To propel the founder to greater heights, a self-image of a hero is an essential mind hack. As one VC told me, every founder aspiring to change the world should first believe that they can do it; that they have the courage, the magical powers to pick the right direction, to influence others, to gather resources and deploy these effectively; to persist and stay the course. We are often unaware how we subconsciously build and shape our belief systems. In building our belief systems, a healthy self-image is an asset. It helps us pick aspirational goals, but our ability to manage our own psychological barriers becomes a hurdle. Inflated self-images combined with vulnerable egos can make us our own worst enemies.

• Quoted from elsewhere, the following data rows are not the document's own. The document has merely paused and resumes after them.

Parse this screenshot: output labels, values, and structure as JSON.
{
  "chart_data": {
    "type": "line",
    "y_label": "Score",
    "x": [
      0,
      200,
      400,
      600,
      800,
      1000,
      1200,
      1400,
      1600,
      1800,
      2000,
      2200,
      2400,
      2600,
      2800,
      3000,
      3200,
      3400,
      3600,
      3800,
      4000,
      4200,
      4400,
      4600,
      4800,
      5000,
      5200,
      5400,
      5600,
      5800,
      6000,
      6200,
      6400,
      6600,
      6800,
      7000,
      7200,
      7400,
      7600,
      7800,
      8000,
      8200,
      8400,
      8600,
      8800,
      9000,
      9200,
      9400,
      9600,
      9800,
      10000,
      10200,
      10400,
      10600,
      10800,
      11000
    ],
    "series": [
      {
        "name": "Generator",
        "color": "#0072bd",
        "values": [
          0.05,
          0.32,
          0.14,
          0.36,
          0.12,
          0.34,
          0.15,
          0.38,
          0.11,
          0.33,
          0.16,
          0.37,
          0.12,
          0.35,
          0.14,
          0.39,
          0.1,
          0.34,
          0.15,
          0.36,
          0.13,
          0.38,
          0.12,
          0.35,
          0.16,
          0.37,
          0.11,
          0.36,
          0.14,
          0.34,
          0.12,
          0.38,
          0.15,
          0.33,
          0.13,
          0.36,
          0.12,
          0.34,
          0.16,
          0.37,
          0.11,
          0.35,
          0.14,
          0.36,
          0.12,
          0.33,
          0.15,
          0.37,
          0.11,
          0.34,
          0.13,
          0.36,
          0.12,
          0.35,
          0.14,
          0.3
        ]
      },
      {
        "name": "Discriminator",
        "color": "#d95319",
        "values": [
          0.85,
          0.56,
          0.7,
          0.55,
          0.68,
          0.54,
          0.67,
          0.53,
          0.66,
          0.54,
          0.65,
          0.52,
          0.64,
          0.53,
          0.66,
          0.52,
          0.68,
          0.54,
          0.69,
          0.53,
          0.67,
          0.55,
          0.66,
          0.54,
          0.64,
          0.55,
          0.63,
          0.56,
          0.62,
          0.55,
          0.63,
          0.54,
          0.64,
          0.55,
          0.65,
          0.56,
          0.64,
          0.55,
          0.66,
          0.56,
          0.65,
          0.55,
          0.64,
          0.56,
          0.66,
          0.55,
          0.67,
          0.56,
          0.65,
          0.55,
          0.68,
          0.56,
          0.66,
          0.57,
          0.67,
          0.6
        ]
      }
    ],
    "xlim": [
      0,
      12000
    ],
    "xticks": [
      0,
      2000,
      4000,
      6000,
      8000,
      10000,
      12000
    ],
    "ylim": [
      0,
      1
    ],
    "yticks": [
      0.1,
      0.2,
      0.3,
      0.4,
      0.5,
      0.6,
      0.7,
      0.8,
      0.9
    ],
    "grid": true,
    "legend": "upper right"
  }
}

We tend to be overly favorable in our self-view in many domains, as the Dunning-Kruger effect shows us.
SELF-IMAGE AND INEPTITUDE
McArthur Wheeler robbed two banks in Pittsburgh in broad daylight. He had worn neither a mask nor any form of disguise and was promptly arrested in a few hours. It was not just incompetence but lack of application of knowledge of lemon juice. Wheeler was under the flawed impression that applying lemon juice to his face made him invisible to the video surveillance cameras. Thanks to this inspiration and case of stupidity, researchers David Dunning and Justin Kruger went on to publish a fascinating study, “Unskilled and Unaware of It: How Difficulties in Recognizing One's Own Incompetence Lead to Inflated Self-Assessments.”3
The summary of the study is quite simple. We think we are way smarter than we actually are. And because of such inflated self-images we tend to make stupid choices. Like rubbing lemon juice on one's face and then robbing a bank. And our stupidity makes it nearly impossible for us to realize that we are – pause for a drumroll – stupid. Dunning and Kruger state this in a far more polished manner. Read on.
People tend to hold overly favorable views of their abilities in many social and intellectual domains. Not only do these people reach erroneous conclusions and make unfortunate choices, but [also] their incompetence robs them of the metacognitive ability to realize it.
Across four different studies, the authors found that participants scoring in the bottom quartile on tests grossly overestimated their test performance and ability. Although their test scores put them in the 12th percentile, they estimated themselves to be in the 62nd (see the following figure). In other words, we assume ourselves to be fives times better than we actually are. Imagine trying to fly an airplane with such an inflated self-image. Or performing brain surgery. The BBC summarized the findings of the Dunning-Kruger study with the headline “The More Inept You Are the Smarter You Think You Are.”